The trial evidence, even when we give the Commonwealth the benefit of all favorable facts and inferences as we must, establishes only that someone had entered the Heim residence and ransacked it during the 35-hour period before appellants were apprehended nearby. It is true that the behavior and answers of both appellants might provide grounds for strong suspicion2 that Marshall was the one who had ransacked the house, and Cowher was waiting in the car to help him get away. But the house could have been ransacked at any time during the day and a half before appellants were found outside, and there was no evidence, such as fingerprints inside the house or possession of proper*494ty which had been inside, which linked either appellant to any entry of the house at all.3

Clearly the evidence fell far short of supporting a finding beyond a reasonable doubt that there had been an actual entry by either appellant, and therefore neither conviction for criminal trespass can stand. The sufficiency of the evidence to show criminal conspiracy is a closer question, since an actual entry need not be shown. However, the fact that appellants had no apparent legitimate purpose in being near a house which someone had entered illegitimately within the previous day and a half would, in our view, be too conjectural a basis to support an inference beyond a reasonable doubt that there was an agreement between appellants to commit an unprivileged, unlicensed entry of the house. See Commonwealth v. Adams, 254 Pa.Super. 62, 385 A.2d 525 (1978).
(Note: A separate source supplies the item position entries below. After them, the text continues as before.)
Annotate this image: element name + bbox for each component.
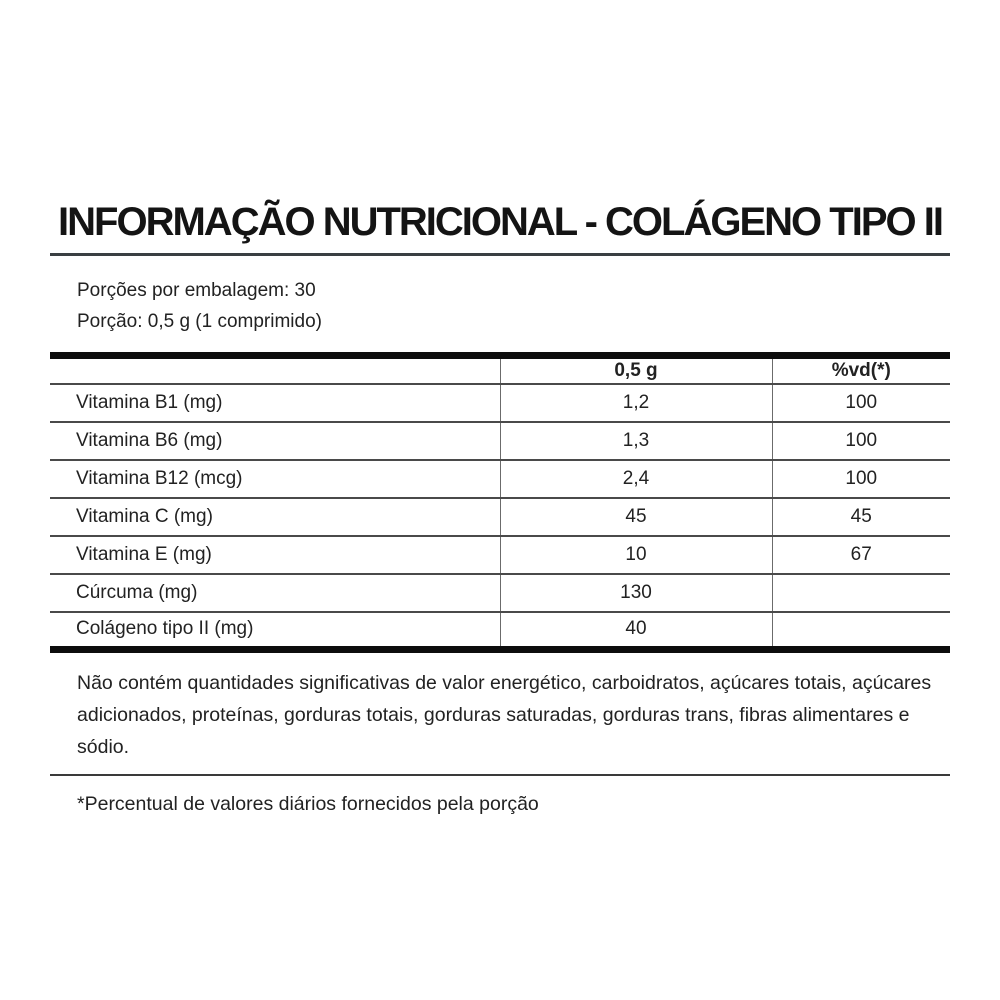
table-row: Vitamina B6 (mg) 1,3 100 [50, 421, 950, 461]
nutrient-name: Vitamina C (mg) [50, 497, 500, 537]
nutrition-table: 0,5 g %vd(*) Vitamina B1 (mg) 1,2 100 Vi… [50, 352, 950, 653]
table-row: Vitamina E (mg) 10 67 [50, 535, 950, 575]
nutrition-label: INFORMAÇÃO NUTRICIONAL - COLÁGENO TIPO I… [50, 0, 950, 816]
nutrient-name: Vitamina B6 (mg) [50, 421, 500, 461]
nutrient-amount: 45 [499, 497, 772, 537]
header-dv: %vd(*) [771, 355, 950, 385]
table-row: Colágeno tipo II (mg) 40 [50, 611, 950, 650]
nutrient-dv: 100 [771, 421, 950, 461]
page-title: INFORMAÇÃO NUTRICIONAL - COLÁGENO TIPO I… [58, 200, 944, 244]
serving-size: Porção: 0,5 g (1 comprimido) [77, 311, 322, 332]
servings-per-package: Porções por embalagem: 30 [77, 280, 316, 301]
nutrient-amount: 40 [499, 611, 772, 650]
nutrient-amount: 2,4 [499, 459, 772, 499]
table-row: Vitamina C (mg) 45 45 [50, 497, 950, 537]
footnote-divider [50, 774, 950, 776]
footnote-text: *Percentual de valores diários fornecido… [77, 793, 539, 815]
nutrient-dv: 45 [771, 497, 950, 537]
nutrient-name: Vitamina B12 (mcg) [50, 459, 500, 499]
nutrient-amount: 130 [499, 573, 772, 613]
nutrient-dv: 100 [771, 383, 950, 423]
serving-info: Porções por embalagem: 30 Porção: 0,5 g … [50, 275, 950, 337]
nutrient-amount: 1,3 [499, 421, 772, 461]
table-row: Vitamina B12 (mcg) 2,4 100 [50, 459, 950, 499]
nutrient-amount: 10 [499, 535, 772, 575]
nutrient-name: Cúrcuma (mg) [50, 573, 500, 613]
nutrient-dv [771, 611, 950, 650]
title-divider [50, 253, 950, 256]
header-amount: 0,5 g [499, 355, 772, 385]
nutrient-name: Colágeno tipo II (mg) [76, 618, 254, 640]
disclaimer-text: Não contém quantidades significativas de… [77, 672, 932, 758]
nutrient-dv [771, 573, 950, 613]
nutrient-name: Vitamina E (mg) [50, 535, 500, 575]
table-row: Vitamina B1 (mg) 1,2 100 [50, 383, 950, 423]
nutrient-dv: 100 [771, 459, 950, 499]
table-header-row: 0,5 g %vd(*) [50, 355, 950, 385]
nutrient-amount: 1,2 [499, 383, 772, 423]
nutrient-dv: 67 [771, 535, 950, 575]
table-row: Cúrcuma (mg) 130 [50, 573, 950, 613]
header-nutrient [50, 355, 500, 385]
nutrient-name: Vitamina B1 (mg) [50, 383, 500, 423]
Judgments of sentence reversed, and appellants discharged.

. The amended version of 18 Pa.C.S. § 3503(a)(1) (Supp.1979-80), effective August 22, 1978, is inapplicable to the events in this case, which occurred more than a year earlier.

. While the crime may be established by circumstantial evidence, the proof must lead to more than mere suspicion and conjecture. Commonwealth v. Fields, 460 Pa. 316, 333 A.2d 745 (1975).

. Neither mere presence at the scene of a crime, nor flight, without more, is sufficient. Commonwealth v. Fields, supra; Commonwealth v. Keller, 249 Pa.Super. 384, 378 A.2d 347 (1977).